I was reading Solidity's Layout in Memory docs, and I was rather surprised to learn that:
Solidity always places new objects at the free memory pointer and memory is never freed (this might change in the future).
I'm confused. Doesn't memory get flushed across contracts? Say you have an upgradeable proxy that delegate calls to an implementation contract. In this case, we use the "returndatasize" and "returndatacopy" EVM instructions to get hold of the return data. Aren't we doing that precisely because there is no other way to access the return data?
Furthermore, from the same doc:
There are some operations in Solidity that need a temporary memory area larger than 64 bytes and therefore will not fit into the scratch space. They will be placed where the free memory points to, but given their short lifetime, the pointer is not updated. The memory may or may not be zeroed out. Because of this, one should not expect the free memory to point to zeroed out memory.
So which one is it? Does Solidity free memory or not?
Best Answer
This means simply that memory management in Solidity is currently very rudimentary. The compiler maintains a pointer to the end of the last allocated block and that's it. Allocating a new memory variable means moving that pointer forward.
The compiler never tries to reclaim already allocated memory. Even when all references to your memory variable go out of scope, there's no mechanism that would detect it and mark the space as available for reuse.
This is true for the duration of a single external call to the contract. Each new call starts with zeroed memory and freshly initialized free memory pointer.

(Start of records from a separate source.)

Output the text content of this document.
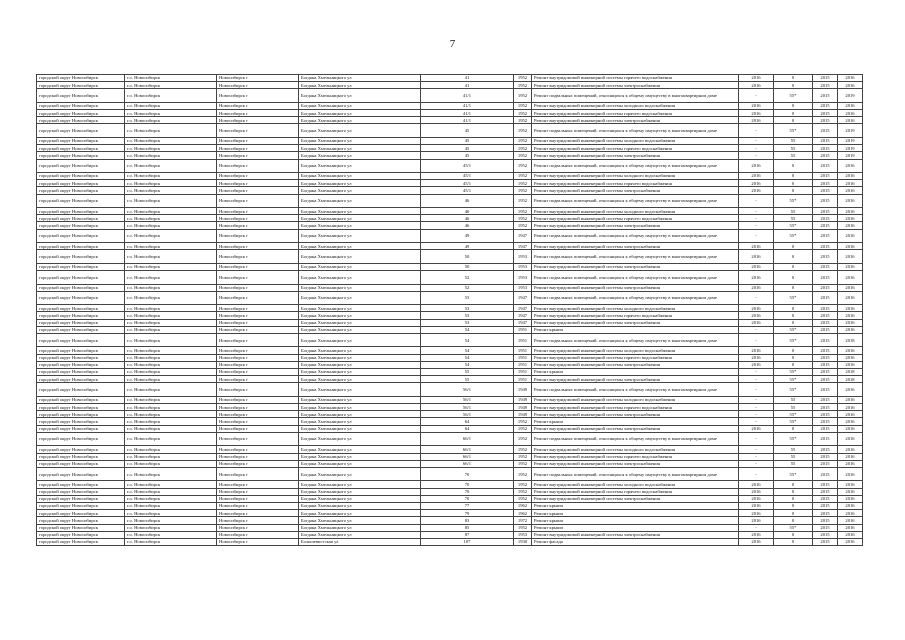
7
городской округ Новосибирск	г.о. Новосибирск	Новосибирск г	Богдана Хмельницкого ул	41	1952	Ремонт внутридомовой инженерной системы горячего водоснабжения	2016	0	2015	2016
городской округ Новосибирск	г.о. Новосибирск	Новосибирск г	Богдана Хмельницкого ул	41	1952	Ремонт внутридомовой инженерной системы электроснабжения	2016	0	2015	2016
городской округ Новосибирск	г.о. Новосибирск	Новосибирск г	Богдана Хмельницкого ул	41/1	1952	Ремонт подвальных помещений, относящихся к общему имуществу в многоквартирном доме	-	55*	2015	2019
городской округ Новосибирск	г.о. Новосибирск	Новосибирск г	Богдана Хмельницкого ул	41/1	1952	Ремонт внутридомовой инженерной системы холодного водоснабжения	2016	0	2015	2016
городской округ Новосибирск	г.о. Новосибирск	Новосибирск г	Богдана Хмельницкого ул	41/1	1952	Ремонт внутридомовой инженерной системы горячего водоснабжения	2016	0	2015	2016
городской округ Новосибирск	г.о. Новосибирск	Новосибирск г	Богдана Хмельницкого ул	41/1	1952	Ремонт внутридомовой инженерной системы электроснабжения	2016	0	2015	2016
городской округ Новосибирск	г.о. Новосибирск	Новосибирск г	Богдана Хмельницкого ул	45	1952	Ремонт подвальных помещений, относящихся к общему имуществу в многоквартирном доме	-	55*	2015	2019
городской округ Новосибирск	г.о. Новосибирск	Новосибирск г	Богдана Хмельницкого ул	45	1952	Ремонт внутридомовой инженерной системы холодного водоснабжения	-	55	2015	2019
городской округ Новосибирск	г.о. Новосибирск	Новосибирск г	Богдана Хмельницкого ул	45	1952	Ремонт внутридомовой инженерной системы горячего водоснабжения	-	55	2015	2019
городской округ Новосибирск	г.о. Новосибирск	Новосибирск г	Богдана Хмельницкого ул	45	1952	Ремонт внутридомовой инженерной системы электроснабжения	-	55	2015	2019
городской округ Новосибирск	г.о. Новосибирск	Новосибирск г	Богдана Хмельницкого ул	45/1	1952	Ремонт подвальных помещений, относящихся к общему имуществу в многоквартирном доме	2016	0	2015	2016
городской округ Новосибирск	г.о. Новосибирск	Новосибирск г	Богдана Хмельницкого ул	45/1	1952	Ремонт внутридомовой инженерной системы холодного водоснабжения	2016	0	2015	2016
городской округ Новосибирск	г.о. Новосибирск	Новосибирск г	Богдана Хмельницкого ул	45/1	1952	Ремонт внутридомовой инженерной системы горячего водоснабжения	2016	0	2015	2016
городской округ Новосибирск	г.о. Новосибирск	Новосибирск г	Богдана Хмельницкого ул	45/1	1952	Ремонт внутридомовой инженерной системы электроснабжения	2016	0	2015	2016
городской округ Новосибирск	г.о. Новосибирск	Новосибирск г	Богдана Хмельницкого ул	46	1952	Ремонт подвальных помещений, относящихся к общему имуществу в многоквартирном доме	-	55*	2015	2016
городской округ Новосибирск	г.о. Новосибирск	Новосибирск г	Богдана Хмельницкого ул	46	1952	Ремонт внутридомовой инженерной системы холодного водоснабжения	-	55	2015	2016
городской округ Новосибирск	г.о. Новосибирск	Новосибирск г	Богдана Хмельницкого ул	46	1952	Ремонт внутридомовой инженерной системы горячего водоснабжения	-	55	2015	2016
городской округ Новосибирск	г.о. Новосибирск	Новосибирск г	Богдана Хмельницкого ул	46	1952	Ремонт внутридомовой инженерной системы электроснабжения	-	55*	2015	2016
городской округ Новосибирск	г.о. Новосибирск	Новосибирск г	Богдана Хмельницкого ул	49	1947	Ремонт подвальных помещений, относящихся к общему имуществу в многоквартирном доме	-	55*	2015	2016
городской округ Новосибирск	г.о. Новосибирск	Новосибирск г	Богдана Хмельницкого ул	49	1947	Ремонт внутридомовой инженерной системы электроснабжения	2016	0	2015	2016
городской округ Новосибирск	г.о. Новосибирск	Новосибирск г	Богдана Хмельницкого ул	50	1953	Ремонт подвальных помещений, относящихся к общему имуществу в многоквартирном доме	2016	0	2015	2016
городской округ Новосибирск	г.о. Новосибирск	Новосибирск г	Богдана Хмельницкого ул	50	1953	Ремонт внутридомовой инженерной системы электроснабжения	2016	0	2015	2016
городской округ Новосибирск	г.о. Новосибирск	Новосибирск г	Богдана Хмельницкого ул	52	1953	Ремонт подвальных помещений, относящихся к общему имуществу в многоквартирном доме	2016	0	2015	2016
городской округ Новосибирск	г.о. Новосибирск	Новосибирск г	Богдана Хмельницкого ул	52	1953	Ремонт внутридомовой инженерной системы электроснабжения	2016	0	2015	2016
городской округ Новосибирск	г.о. Новосибирск	Новосибирск г	Богдана Хмельницкого ул	53	1947	Ремонт подвальных помещений, относящихся к общему имуществу в многоквартирном доме	-	55*	2015	2016
городской округ Новосибирск	г.о. Новосибирск	Новосибирск г	Богдана Хмельницкого ул	53	1947	Ремонт внутридомовой инженерной системы холодного водоснабжения	2016	0	2015	2016
городской округ Новосибирск	г.о. Новосибирск	Новосибирск г	Богдана Хмельницкого ул	53	1947	Ремонт внутридомовой инженерной системы горячего водоснабжения	2016	0	2015	2016
городской округ Новосибирск	г.о. Новосибирск	Новосибирск г	Богдана Хмельницкого ул	53	1947	Ремонт внутридомовой инженерной системы электроснабжения	2016	0	2015	2016
городской округ Новосибирск	г.о. Новосибирск	Новосибирск г	Богдана Хмельницкого ул	54	1951	Ремонт крыши	-	55*	2015	2016
городской округ Новосибирск	г.о. Новосибирск	Новосибирск г	Богдана Хмельницкого ул	54	1951	Ремонт подвальных помещений, относящихся к общему имуществу в многоквартирном доме	-	55*	2015	2018
городской округ Новосибирск	г.о. Новосибирск	Новосибирск г	Богдана Хмельницкого ул	54	1951	Ремонт внутридомовой инженерной системы холодного водоснабжения	2016	0	2015	2016
городской округ Новосибирск	г.о. Новосибирск	Новосибирск г	Богдана Хмельницкого ул	54	1951	Ремонт внутридомовой инженерной системы горячего водоснабжения	2016	0	2015	2016
городской округ Новосибирск	г.о. Новосибирск	Новосибирск г	Богдана Хмельницкого ул	54	1951	Ремонт внутридомовой инженерной системы электроснабжения	2016	0	2015	2016
городской округ Новосибирск	г.о. Новосибирск	Новосибирск г	Богдана Хмельницкого ул	55	1951	Ремонт крыши	-	55*	2015	2018
городской округ Новосибирск	г.о. Новосибирск	Новосибирск г	Богдана Хмельницкого ул	55	1951	Ремонт внутридомовой инженерной системы электроснабжения	-	55*	2015	2018
городской округ Новосибирск	г.о. Новосибирск	Новосибирск г	Богдана Хмельницкого ул	56/1	1949	Ремонт подвальных помещений, относящихся к общему имуществу в многоквартирном доме	-	55*	2015	2016
городской округ Новосибирск	г.о. Новосибирск	Новосибирск г	Богдана Хмельницкого ул	56/1	1949	Ремонт внутридомовой инженерной системы холодного водоснабжения	-	55	2015	2016
городской округ Новосибирск	г.о. Новосибирск	Новосибирск г	Богдана Хмельницкого ул	56/1	1949	Ремонт внутридомовой инженерной системы горячего водоснабжения	-	55	2015	2016
городской округ Новосибирск	г.о. Новосибирск	Новосибирск г	Богдана Хмельницкого ул	56/1	1949	Ремонт внутридомовой инженерной системы электроснабжения	-	55*	2015	2016
городской округ Новосибирск	г.о. Новосибирск	Новосибирск г	Богдана Хмельницкого ул	64	1952	Ремонт крыши	-	55*	2015	2016
городской округ Новосибирск	г.о. Новосибирск	Новосибирск г	Богдана Хмельницкого ул	64	1952	Ремонт внутридомовой инженерной системы электроснабжения	2016	0	2015	2016
городской округ Новосибирск	г.о. Новосибирск	Новосибирск г	Богдана Хмельницкого ул	66/1	1952	Ремонт подвальных помещений, относящихся к общему имуществу в многоквартирном доме	-	55*	2015	2016
городской округ Новосибирск	г.о. Новосибирск	Новосибирск г	Богдана Хмельницкого ул	66/1	1952	Ремонт внутридомовой инженерной системы холодного водоснабжения	-	55	2015	2016
городской округ Новосибирск	г.о. Новосибирск	Новосибирск г	Богдана Хмельницкого ул	66/1	1952	Ремонт внутридомовой инженерной системы горячего водоснабжения	-	55	2015	2016
городской округ Новосибирск	г.о. Новосибирск	Новосибирск г	Богдана Хмельницкого ул	66/1	1952	Ремонт внутридомовой инженерной системы электроснабжения	-	55	2015	2016
городской округ Новосибирск	г.о. Новосибирск	Новосибирск г	Богдана Хмельницкого ул	70	1952	Ремонт подвальных помещений, относящихся к общему имуществу в многоквартирном доме	-	55*	2015	2016
городской округ Новосибирск	г.о. Новосибирск	Новосибирск г	Богдана Хмельницкого ул	70	1952	Ремонт внутридомовой инженерной системы холодного водоснабжения	2016	0	2015	2016
городской округ Новосибирск	г.о. Новосибирск	Новосибирск г	Богдана Хмельницкого ул	70	1952	Ремонт внутридомовой инженерной системы горячего водоснабжения	2016	0	2015	2016
городской округ Новосибирск	г.о. Новосибирск	Новосибирск г	Богдана Хмельницкого ул	70	1952	Ремонт внутридомовой инженерной системы электроснабжения	2016	0	2015	2016
городской округ Новосибирск	г.о. Новосибирск	Новосибирск г	Богдана Хмельницкого ул	77	1962	Ремонт крыши	2016	0	2015	2016
городской округ Новосибирск	г.о. Новосибирск	Новосибирск г	Богдана Хмельницкого ул	79	1962	Ремонт крыши	2016	0	2015	2016
городской округ Новосибирск	г.о. Новосибирск	Новосибирск г	Богдана Хмельницкого ул	83	1972	Ремонт крыши	2016	0	2015	2016
городской округ Новосибирск	г.о. Новосибирск	Новосибирск г	Богдана Хмельницкого ул	85	1952	Ремонт крыши	-	55*	2015	2016
городской округ Новосибирск	г.о. Новосибирск	Новосибирск г	Богдана Хмельницкого ул	87	1953	Ремонт внутридомовой инженерной системы электроснабжения	2016	0	2015	2016
городской округ Новосибирск	г.о. Новосибирск	Новосибирск г	Большевистская ул	107	1930	Ремонт фасада	2016	0	2015	2016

This part refers to a small optimization the compiler performs when it needs a very short-lived memory block for the current operation. Instead of properly allocating it by updating the free memory pointer, it just writes past the pointer, knowing that the memory there is not in use. The text warns you that if you try to read from this area of unallocated memory using inline assembly, you might find some leftovers from such an operation and you should not assume that the memory there is always zeroed-out.